Making streets where pedestrians and cyclists are comfortable naturally leads to streets where cars are going more slowly, and that leads to less conflict at the intersections. Implicit in the images is the idea that stop signs would replace stop lights in many places along the edges, and that there would be a greater lack of signs altogether. The center lanes would still have traffic lights, but cars in the side lanes would frequently come to complete stops at all times. Also part of the design is that on the edges, the parking lanes would be 7 feet wide, which is narrow, and the traffic lanes would be either 9 or even 8 feet wide, which is also narrow. That also causes drivers to go slowly, like the bollards that protect the trees. The trees, all traditional street trees such as Sycamores and London Planes, would be planted with Silva Cells below permeable pavement (creating a natural stormwater management system, as well as a healthier environment for the trees).

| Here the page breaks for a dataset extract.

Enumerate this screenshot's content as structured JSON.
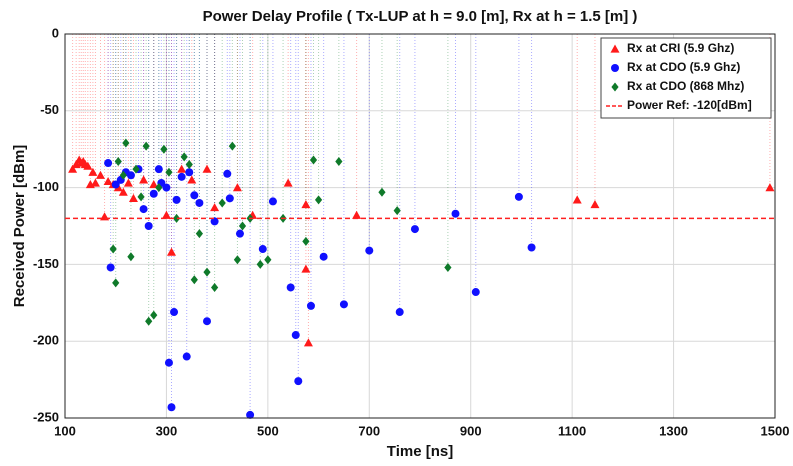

Traffic on the center lanes would flow as well as it does today, but more slowly, because slower is safer. Pedestrians now have to cross 8 wide lanes of fast-flowing traffic and 2 wide parking lanes, which is difficult to do during the sixty-second light cycle. If the traffic in the side lanes goes very slowly, however, the crossing is effectively reduced to the 6 center lanes, with a wide, planted median at the center. Crossing Queens Boulevard would be easier, safer, and more pleasant.